Les résultats préliminaires de l’évaluation de la longévité des produits NEP de 2017 ont montré que deux nématodes (S. feltiae et S. carpocapsae) ont survécu dans le sol jusqu’à 4-6 semaines après l’application. Toutefois, leurs impacts sur les dommages de MC et de CC dans les essais en champs étaient variables selon la région. Aucune différence significative des dommages n’a été observée entre les parcelles traitées au milieu et à la fin de la saison avec H. bacteriophora ou S. kraussei et les parcelles témoins en Nouvelle-Écosse et en Ontario en 2017. Même si aucun produit NEP n’a réduit significativement et de manière constante les dommages au cours des essais en 2017, la réduction globale affichée par S. feltiae a été supérieure, principalement pour les populations de CC. On a observé 8 % moins de dommages en Nouvelle-Écosse à la suite d’une double application, mais 0,9 % moins de dommages en Ontario à la suite d’une seule application (application tardive) par rapport aux parcelles témoins. On a observé la plus grande réduction (~7 %) pour les populations de MC à l’Île-du-Prince-Édouard à la suite d'une double application de S. feltiae par rapport à une seule application pendant la saison de culture, mais aucune différence significative des dommages n’a été observée entre les parcelles traitées et les parcelles témoins. H. bacteriophora et S. feltiae ont montré des résultats de longévité prometteurs en 2017, l’infectivité persistant jusqu’à 6 semaines après l’application. Par conséquent, ces deux produits ont été choisis pour la conduite d’essais au champ en 2018 et ils ont été appliqués dans des champs de carottes en Nouvelle-Écosse, en Ontario et à l’Île-du-Prince-Édouard. Puisque de nombreuses applications de ces produits NEP seraient trop coûteuses, une seule application des produits B-Green et Steiner-system a été effectuée à chaque parcelle d’essai à tous les sites en 2018. Les moments des applications ont été déterminés à l’aide des modèles actuels de prédiction basés sur les DJ pour cibler les pupes de la MC et du modèle mis à jour de prédiction basé sur les DJ pour cibler les pupes ou les adultes du CC, qui sont les stades de vie des ravageurs les plus vulnérables aux traitements. Les deux produits NEP ont réduit significativement (~25 %) les dommages de CC lors de leur application au début de 2018 en Ontario, mais n’ont pas été efficaces à contrer la MC en Ontario.

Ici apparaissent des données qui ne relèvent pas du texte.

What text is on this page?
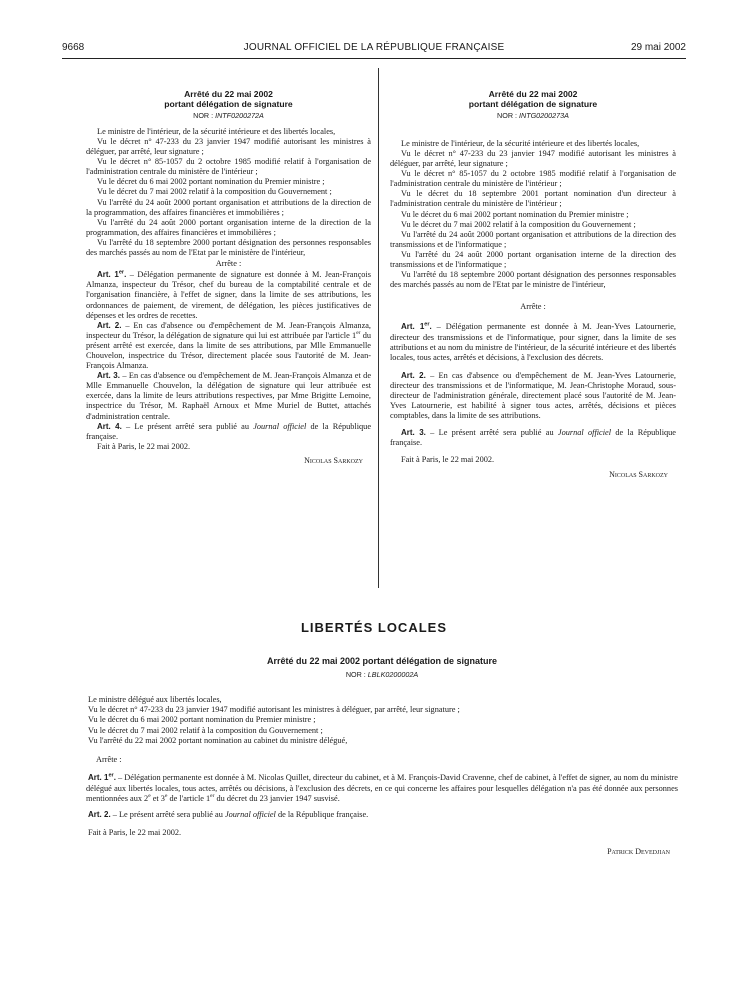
9668	JOURNAL OFFICIEL DE LA RÉPUBLIQUE FRANÇAISE	29 mai 2002
Arrêté du 22 mai 2002
portant délégation de signature
NOR : INTF0200272A

Le ministre de l'intérieur, de la sécurité intérieure et des libertés locales,

Vu le décret n° 47-233 du 23 janvier 1947 modifié autorisant les ministres à déléguer, par arrêté, leur signature ;

Vu le décret n° 85-1057 du 2 octobre 1985 modifié relatif à l'organisation de l'administration centrale du ministère de l'intérieur ;

Vu le décret du 6 mai 2002 portant nomination du Premier ministre ;

Vu le décret du 7 mai 2002 relatif à la composition du Gouvernement ;

Vu l'arrêté du 24 août 2000 portant organisation et attributions de la direction de la programmation, des affaires financières et immobilières ;

Vu l'arrêté du 24 août 2000 portant organisation interne de la direction de la programmation, des affaires financières et immobilières ;

Vu l'arrêté du 18 septembre 2000 portant désignation des personnes responsables des marchés passés au nom de l'Etat par le ministère de l'intérieur,

Arrête :

Art. 1er. – Délégation permanente de signature est donnée à M. Jean-François Almanza, inspecteur du Trésor, chef du bureau de la comptabilité centrale et de l'organisation financière, à l'effet de signer, dans la limite de ses attributions, les ordonnances de paiement, de virement, de délégation, les pièces justificatives de dépenses et les ordres de recettes.

Art. 2. – En cas d'absence ou d'empêchement de M. Jean-François Almanza, inspecteur du Trésor, la délégation de signature qui lui est attribuée par l'article 1er du présent arrêté est exercée, dans la limite de ses attributions, par Mlle Emmanuelle Chouvelon, inspectrice du Trésor, directement placée sous l'autorité de M. Jean-François Almanza.

Art. 3. – En cas d'absence ou d'empêchement de M. Jean-François Almanza et de Mlle Emmanuelle Chouvelon, la délégation de signature qui leur attribuée est exercée, dans la limite de leurs attributions respectives, par Mme Brigitte Lemoine, inspectrice du Trésor, M. Raphaël Arnoux et Mme Muriel de Buttet, attachés d'administration centrale.

Art. 4. – Le présent arrêté sera publié au Journal officiel de la République française.

Fait à Paris, le 22 mai 2002.

Nicolas Sarkozy

Arrêté du 22 mai 2002
portant délégation de signature
NOR : INTG0200273A

Le ministre de l'intérieur, de la sécurité intérieure et des libertés locales,

Vu le décret n° 47-233 du 23 janvier 1947 modifié autorisant les ministres à déléguer, par arrêté, leur signature ;

Vu le décret n° 85-1057 du 2 octobre 1985 modifié relatif à l'organisation de l'administration centrale du ministère de l'intérieur ;

Vu le décret du 18 septembre 2001 portant nomination d'un directeur à l'administration centrale du ministère de l'intérieur ;

Vu le décret du 6 mai 2002 portant nomination du Premier ministre ;

Vu le décret du 7 mai 2002 relatif à la composition du Gouvernement ;

Vu l'arrêté du 24 août 2000 portant organisation et attributions de la direction des transmissions et de l'informatique ;

Vu l'arrêté du 24 août 2000 portant organisation interne de la direction des transmissions et de l'informatique ;

Vu l'arrêté du 18 septembre 2000 portant désignation des personnes responsables des marchés passés au nom de l'Etat par le ministre de l'intérieur,

Arrête :

Art. 1er. – Délégation permanente est donnée à M. Jean-Yves Latournerie, directeur des transmissions et de l'informatique, pour signer, dans la limite de ses attributions et au nom du ministre de l'intérieur, de la sécurité intérieure et des libertés locales, tous actes, arrêtés et décisions, à l'exclusion des décrets.

Art. 2. – En cas d'absence ou d'empêchement de M. Jean-Yves Latournerie, directeur des transmissions et de l'informatique, M. Jean-Christophe Moraud, sous-directeur de l'administration générale, directement placé sous l'autorité de M. Jean-Yves Latournerie, est habilité à signer tous actes, arrêtés, décisions et pièces comptables, dans la limite de ses attributions.

Art. 3. – Le présent arrêté sera publié au Journal officiel de la République française.

Fait à Paris, le 22 mai 2002.

Nicolas Sarkozy

LIBERTÉS LOCALES
Arrêté du 22 mai 2002 portant délégation de signature
NOR : LBLK0200002A

Le ministre délégué aux libertés locales,

Vu le décret n° 47-233 du 23 janvier 1947 modifié autorisant les ministres à déléguer, par arrêté, leur signature ;

Vu le décret du 6 mai 2002 portant nomination du Premier ministre ;

Vu le décret du 7 mai 2002 relatif à la composition du Gouvernement ;

Vu l'arrêté du 22 mai 2002 portant nomination au cabinet du ministre délégué,

Arrête :

Art. 1er. – Délégation permanente est donnée à M. Nicolas Quillet, directeur du cabinet, et à M. François-David Cravenne, chef de cabinet, à l'effet de signer, au nom du ministre délégué aux libertés locales, tous actes, arrêtés ou décisions, à l'exclusion des décrets, en ce qui concerne les affaires pour lesquelles délégation n'a pas été donnée aux personnes mentionnées aux 2e et 3e de l'article 1er du décret du 23 janvier 1947 susvisé.

Art. 2. – Le présent arrêté sera publié au Journal officiel de la République française.

Fait à Paris, le 22 mai 2002.

Patrick Devedjian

Aucun des produits NEP n’a réduit significativement les dommages causés par l’un ou l’autre des ravageurs en Nouvelle-Écosse et à l’Île-du-Prince-Édouard en 2018. L’efficacité de ces produits est tributaire de la longévité et de la mobilité des nématodes qui sont grandement affectés par un certain nombre de facteurs ambiants, dont l’humidité du sol, le type de sol et le moment de l’application. Dans ces études, certains NEP ont survécu dans le champ jusqu’à 12 semaines après l’application, alors que d’autres ont perdu leur efficacité au bout de 3 semaines, et l’efficacité des produits a varié selon l’année et l’endroit. Les études effectuées en laboratoire avec ces quatre espèces de NEP ont confirmé le choix des espèces utilisées en champ, mais elles ont aussi démontré l’efficacité relative de chaque espèce à localiser un hôte dans différents gradients d’humidité du sol. Compte tenu de la variabilité et de l’incohérence des résultats d’efficacité qui ont été obtenus pour l’ensemble du présent projet, les produits NEP qui ont été évalués ne peuvent être recommandés en ce moment pour un usage commercial pour lutter contre la MC et le CC dans les champs de carottes de l’Ontario, de l’Île-du-Prince-Édouard ou de la Nouvelle-Écosse. Il faut poursuivre les études sur les conditions et les stratégies qui permettraient d’améliorer l’activité des NEP.